On Tuesday, U.S. Treasury yields decreased as investors braced for the rollout of President Donald Trump’s tariff policy. The 10-year Treasury yield fell by 5 basis points to 4.194%, while the 2-year yield dropped over 2 basis points to 3.885%. The decline in yields came as traders anticipated the potential impacts of Trump’s tariff measures, set to take effect on April 2.
Investors are hoping that the implementation of the tariffs will provide more clarity regarding U.S. trade policy, reducing some of the ambiguity in the market. Many are optimistic that once the tariffs are in place, the uncertainty surrounding how they will unfold will ease.
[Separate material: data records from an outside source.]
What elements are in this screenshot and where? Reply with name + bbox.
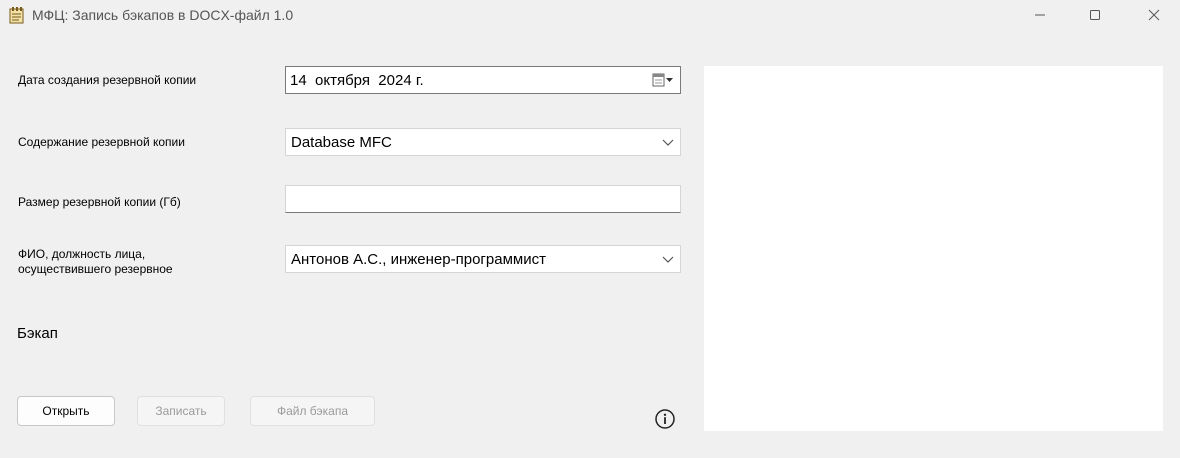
minimize-button[interactable]	[1017, 0, 1063, 30]
backup-date-value: 14 октября 2024 г.	[290, 72, 424, 89]
backup-content-dropdown[interactable]: Database MFC	[285, 128, 681, 156]
open-button[interactable]: Открыть	[17, 396, 115, 426]
backup-content-value: Database MFC	[291, 134, 392, 151]
maximize-icon	[1090, 10, 1100, 20]
title-bar: МФЦ: Запись бэкапов в DOCX-файл 1.0	[0, 0, 1180, 30]
chevron-down-icon	[662, 256, 674, 263]
document-preview-panel	[704, 66, 1163, 431]
backup-content-label: Содержание резервной копии	[18, 135, 185, 149]
backup-date-label: Дата создания резервной копии	[18, 73, 197, 87]
window-title: МФЦ: Запись бэкапов в DOCX-файл 1.0	[32, 7, 294, 23]
responsible-person-dropdown[interactable]: Антонов А.С., инженер-программист	[285, 245, 681, 273]
backup-size-label: Размер резервной копии (Гб)	[18, 195, 181, 209]
backup-size-input[interactable]	[285, 185, 681, 213]
close-button[interactable]	[1131, 0, 1177, 30]
maximize-button[interactable]	[1072, 0, 1118, 30]
backup-section-label: Бэкап	[17, 325, 58, 342]
chevron-down-icon	[662, 139, 674, 146]
minimize-icon	[1035, 14, 1045, 16]
backup-date-picker[interactable]: 14 октября 2024 г.	[285, 66, 681, 94]
backup-file-button[interactable]: Файл бэкапа	[250, 396, 375, 426]
close-icon	[1148, 9, 1160, 21]
calendar-dropdown-icon[interactable]	[652, 73, 674, 87]
responsible-person-label-line1: ФИО, должность лица,	[18, 247, 146, 261]
responsible-person-value: Антонов А.С., инженер-программист	[291, 251, 546, 268]
notepad-icon	[9, 7, 24, 24]
responsible-person-label-line2: осуществившего резервное	[18, 262, 173, 276]
write-button[interactable]: Записать	[137, 396, 225, 426]
info-icon[interactable]	[654, 408, 676, 430]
However, a data-heavy week ahead could further shape market sentiment, with reports on job openings, private payroll numbers, and key employment data scheduled for release.
While some market participants expect a positive reaction after the tariffs are implemented, with a possible “snap-back” rally in risk assets, others are concerned about the broader economic impact. Economists are increasingly worried that the economy might not be able to withstand the potential stress caused by the tariffs, especially as households face increasing financial pressures.
Economic growth projections have been downgraded, with economists now forecasting a modest 0.3% growth for the first quarter of 2025, down from 2.3% in the fourth quarter of 2024. This sharp slowdown has fueled fears that the tariffs could trigger a recession, adding to the heightened uncertainty surrounding both domestic and global economic conditions.